本研究ではボーリング掘削によって櫛引面ならびに御陵威ヶ原面を覆う土壌層のより詳細な火山灰層序を明らかにした.以下が,本研究によって得られた結果である.
1.荒川扇状地に飛来している広域火山灰
既存研究で報告されていた4枚のテフラ(As-BP,AT,On-Pm1,Iz-NY)に加えて新たに,浅間板鼻黄色テフラ(As-YP),榛名八崎テフラ(Hr-Hp) の2枚のテフラを確認することができた.また,発表者は立正大学が立地する江南面(大里面)においても鬼界葛原テフラ(K-Tz・・・降下年代95ka)を確認している.よって,荒川扇状地では江南面(酸素同位体ステージ5or6)形成以降に少なくても7枚の火山灰を用いて編年・対比を行うことが可能である.
2.河成段丘面の形成時期
御陵威ヶ原面を覆うローム層の下部にAs-BPが挟在することから,御陵威ヶ原面の形成時期はAT降下以降As-BP降下以前,すなわち約20,000~25,000年前である.櫛挽面を覆うローム層中には,柳田ほか(1982)が既に報告しているAs-BPよりも下位にATならびにHr-Hpが挟在する.特に, Hr-Hpは被覆土壌層の最下部付近に挟在することから,櫛挽面の形成時期はHr-Hp降下直前,すなわち約50,000~60,000年前である.
3.深谷断層の活動性評価
深谷断層は妻沼低地と本庄台地および櫛挽台地との境界を崖線で区切り,深谷駅南側では約15mの比高をもつ.また南部では低位段丘面を約5.5m変位させ,ゆるい崖地形をつくっている(活断層研究会,1991).これらの変位量とそれぞれの段丘面の形成年代から,深谷断層の上下平均変位速度を算出した結果,それぞれ約0.25~0.30mm/yr(櫛挽面),約0.22~0.28mm/yr(御陵威ヶ原面)の値が得られた.ただし,この変位量は変位量算出の根拠が示されていないため,実測または大縮尺の地形図の読み取りによって再計測する必要がある.

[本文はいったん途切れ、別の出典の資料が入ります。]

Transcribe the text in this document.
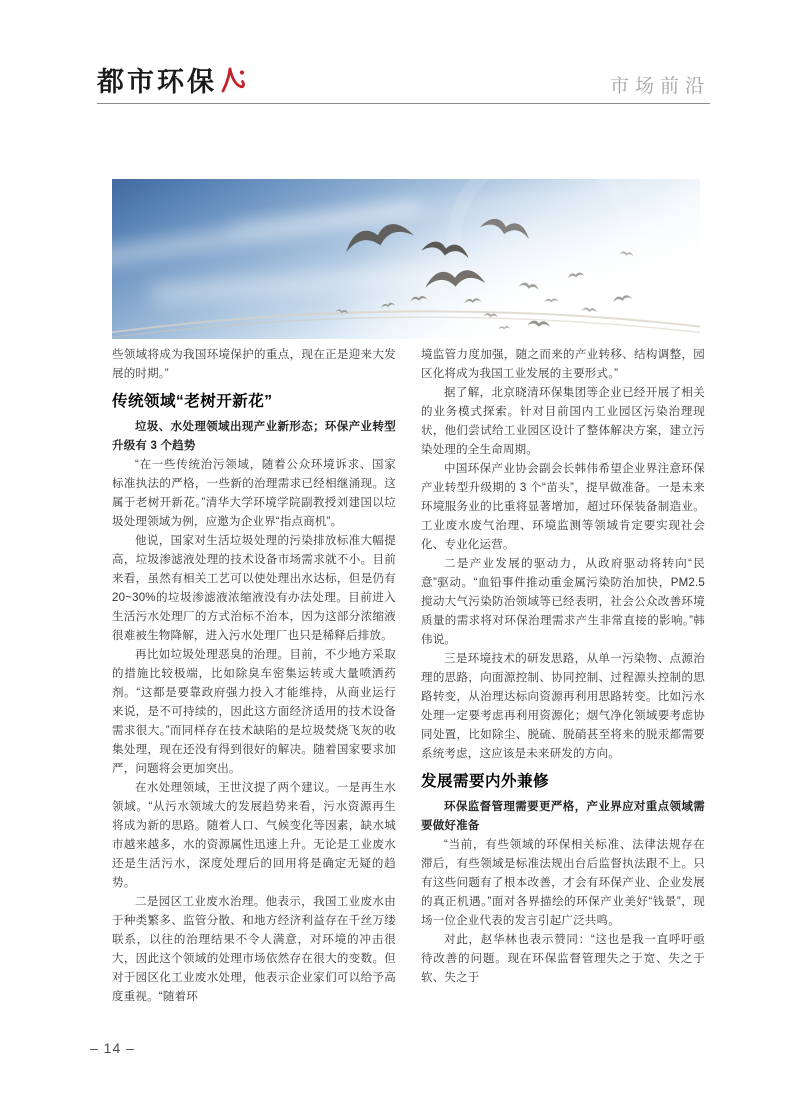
都市环保	市场前沿

些领域将成为我国环境保护的重点，现在正是迎来大发展的时期。”

传统领域“老树开新花”

垃圾、水处理领域出现产业新形态；环保产业转型升级有 3 个趋势

“在一些传统治污领域，随着公众环境诉求、国家标准执法的严格，一些新的治理需求已经相继涌现。这属于老树开新花。”清华大学环境学院副教授刘建国以垃圾处理领域为例，应邀为企业界“指点商机”。

他说，国家对生活垃圾处理的污染排放标准大幅提高，垃圾渗滤液处理的技术设备市场需求就不小。目前来看，虽然有相关工艺可以使处理出水达标，但是仍有20~30%的垃圾渗滤液浓缩液没有办法处理。目前进入生活污水处理厂的方式治标不治本，因为这部分浓缩液很难被生物降解，进入污水处理厂也只是稀释后排放。

再比如垃圾处理恶臭的治理。目前，不少地方采取的措施比较极端，比如除臭车密集运转或大量喷洒药剂。“这都是要靠政府强力投入才能维持，从商业运行来说，是不可持续的，因此这方面经济适用的技术设备需求很大。”而同样存在技术缺陷的是垃圾焚烧飞灰的收集处理，现在还没有得到很好的解决。随着国家要求加严，问题将会更加突出。

在水处理领域，王世汶提了两个建议。一是再生水领域。“从污水领域大的发展趋势来看，污水资源再生将成为新的思路。随着人口、气候变化等因素，缺水城市越来越多，水的资源属性迅速上升。无论是工业废水还是生活污水，深度处理后的回用将是确定无疑的趋势。

二是园区工业废水治理。他表示，我国工业废水由于种类繁多、监管分散、和地方经济利益存在千丝万缕联系，以往的治理结果不令人满意，对环境的冲击很大，因此这个领域的处理市场依然存在很大的变数。但对于园区化工业废水处理，他表示企业家们可以给予高度重视。“随着环

境监管力度加强，随之而来的产业转移、结构调整，园区化将成为我国工业发展的主要形式。”

据了解，北京晓清环保集团等企业已经开展了相关的业务模式探索。针对目前国内工业园区污染治理现状，他们尝试给工业园区设计了整体解决方案，建立污染处理的全生命周期。

中国环保产业协会副会长韩伟希望企业界注意环保产业转型升级期的 3 个“苗头”，提早做准备。一是未来环境服务业的比重将显著增加，超过环保装备制造业。工业废水废气治理、环境监测等领域肯定要实现社会化、专业化运营。

二是产业发展的驱动力，从政府驱动将转向“民意”驱动。“血铅事件推动重金属污染防治加快，PM2.5搅动大气污染防治领域等已经表明，社会公众改善环境质量的需求将对环保治理需求产生非常直接的影响。”韩伟说。

三是环境技术的研发思路，从单一污染物、点源治理的思路，向面源控制、协同控制、过程源头控制的思路转变，从治理达标向资源再利用思路转变。比如污水处理一定要考虑再利用资源化；烟气净化领域要考虑协同处置，比如除尘、脱硫、脱硝甚至将来的脱汞都需要系统考虑，这应该是未来研发的方向。

发展需要内外兼修

环保监督管理需要更严格，产业界应对重点领域需要做好准备

“当前，有些领域的环保相关标准、法律法规存在滞后，有些领域是标准法规出台后监督执法跟不上。只有这些问题有了根本改善，才会有环保产业、企业发展的真正机遇。”面对各界描绘的环保产业美好“钱景”，现场一位企业代表的发言引起广泛共鸣。

对此，赵华林也表示赞同：“这也是我一直呼吁亟待改善的问题。现在环保监督管理失之于宽、失之于软、失之于

– 14 –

4.関東平野北西縁断層帯の地震の単位変位量ならびに平均活動間隔の妥当性
推本(2005)の評価によると,深谷断層を含む関東平野北西縁断層帯の地震の単位変位量ならびに平均活動間隔はそれぞれ,5-6m程度ならびに13,000年-30,000年程度とされている.しかしながら,最低でも100m以上に及ぶ撓曲帯を形成する御陵威ヶ原面の変形が1回の地震によって形成されたとは考えにくい.したがって,御陵威ヶ原面の変形は複数回の地震によって形成されたものと考えられ,その場合には平均活動間隔は既報値よりも短くなる.